Sprocket writes: "Water-cooled processors, currently the domain of supercomputers, high-end servers, and garage hobbyists, may be about to enter the mainstream. Hitachi has developed a prototype notebook PC that uses a water-based solution to cool down its Pentium 4 processor and is planning to commercialize the product for corporate users in the third quarter of this year... read more"

2 of 215 comments (clear)

  1. just what i need, a $3000 portable coffee warmer by Indy1 · · Score: 5, Interesting

    honestly, isnt a P4 in a notebook a complete and total waste? The main performance bottleneck in a notebook anymore is the harddrive, not the CPU. The whole idea of a laptop is to be able take it to various places and be able to run it for a few hours on the battery. With the kind of power the P4 sucks down, you can kiss that goodbye. Add in fans to cool down the processor and/or water, and more of your battery goes bye bye. You'd need DDR to get the most out of the P4 as well, sdram + P4 is horribly slow and Rambus generates huge amounts of heat, which we all know is a no no in a notebook. I'm sorry Intel, but not everyone wants or needs a Marketing Processor (which is what the P4 really is, marketing over engineering) in a notebook. Give me a cool running low power Mobile P3 any day of the week.

    --
    Lawyers, MBA's, RIAA? A jedi fears not these things!
  2. Re:Unveiled where? by shimpei · · Score: 5, Interesting
    Here is an article in Japanese, with pictures, linked from a Slashdot Japan article.

    By the way, the revolutionary part about this laptop is that it uses a mechanical pump to move the hot coolant to the radiation panel at the back of the LCD, whereas traditional cooling mechanisms uses the palmrest and/or the bottom of the laptop to dissipate heat in addition to the air fan.
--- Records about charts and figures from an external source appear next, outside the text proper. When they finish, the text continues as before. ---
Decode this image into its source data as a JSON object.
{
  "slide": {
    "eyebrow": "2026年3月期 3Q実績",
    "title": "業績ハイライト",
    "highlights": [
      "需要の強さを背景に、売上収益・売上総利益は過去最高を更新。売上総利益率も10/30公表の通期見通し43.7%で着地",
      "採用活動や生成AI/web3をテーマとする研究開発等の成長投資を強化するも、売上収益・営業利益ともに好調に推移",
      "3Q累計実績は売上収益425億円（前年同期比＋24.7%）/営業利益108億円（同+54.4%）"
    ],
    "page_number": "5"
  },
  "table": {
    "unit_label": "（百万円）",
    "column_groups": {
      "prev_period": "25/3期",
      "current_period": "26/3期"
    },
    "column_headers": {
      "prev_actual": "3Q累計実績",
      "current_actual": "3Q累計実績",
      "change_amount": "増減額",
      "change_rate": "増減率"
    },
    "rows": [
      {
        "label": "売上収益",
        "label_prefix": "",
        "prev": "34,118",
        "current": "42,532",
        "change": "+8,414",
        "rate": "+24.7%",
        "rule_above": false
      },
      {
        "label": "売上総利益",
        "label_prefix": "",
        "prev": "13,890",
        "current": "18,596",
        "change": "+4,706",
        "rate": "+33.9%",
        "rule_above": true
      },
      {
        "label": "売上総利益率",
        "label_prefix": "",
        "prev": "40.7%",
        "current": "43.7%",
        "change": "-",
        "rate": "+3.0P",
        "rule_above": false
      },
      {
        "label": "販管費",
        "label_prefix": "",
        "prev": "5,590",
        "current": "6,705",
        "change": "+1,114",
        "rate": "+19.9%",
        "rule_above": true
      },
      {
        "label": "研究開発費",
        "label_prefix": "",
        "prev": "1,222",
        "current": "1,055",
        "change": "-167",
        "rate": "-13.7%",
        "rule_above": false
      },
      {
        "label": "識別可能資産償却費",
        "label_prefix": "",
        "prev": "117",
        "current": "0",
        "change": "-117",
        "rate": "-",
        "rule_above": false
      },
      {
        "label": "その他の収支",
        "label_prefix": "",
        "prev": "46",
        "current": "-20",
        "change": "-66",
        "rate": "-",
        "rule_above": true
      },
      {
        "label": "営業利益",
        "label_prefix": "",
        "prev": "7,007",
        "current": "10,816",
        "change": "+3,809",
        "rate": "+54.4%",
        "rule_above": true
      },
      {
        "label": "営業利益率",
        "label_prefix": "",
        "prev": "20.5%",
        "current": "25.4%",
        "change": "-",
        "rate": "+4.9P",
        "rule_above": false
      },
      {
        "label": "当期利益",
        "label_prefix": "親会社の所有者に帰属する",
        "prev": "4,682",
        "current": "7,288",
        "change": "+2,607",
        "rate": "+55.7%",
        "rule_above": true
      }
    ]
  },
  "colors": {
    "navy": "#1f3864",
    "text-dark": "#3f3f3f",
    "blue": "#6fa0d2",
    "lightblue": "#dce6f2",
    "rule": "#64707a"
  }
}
The idea is that

    • a pump is much more reliable than a fan, because it doesn't move as fast or ingest foreign dust particles all the time; and
    • 2) heating the back of the LCD affects the user experience less than with the palmrest or the bottom.

    Also, before people start screaming about how big the water tanks are in the photos, the article says that the tanks were deliberately enlarged to emphasize the point of these prototypes, and they will be reduced in production models.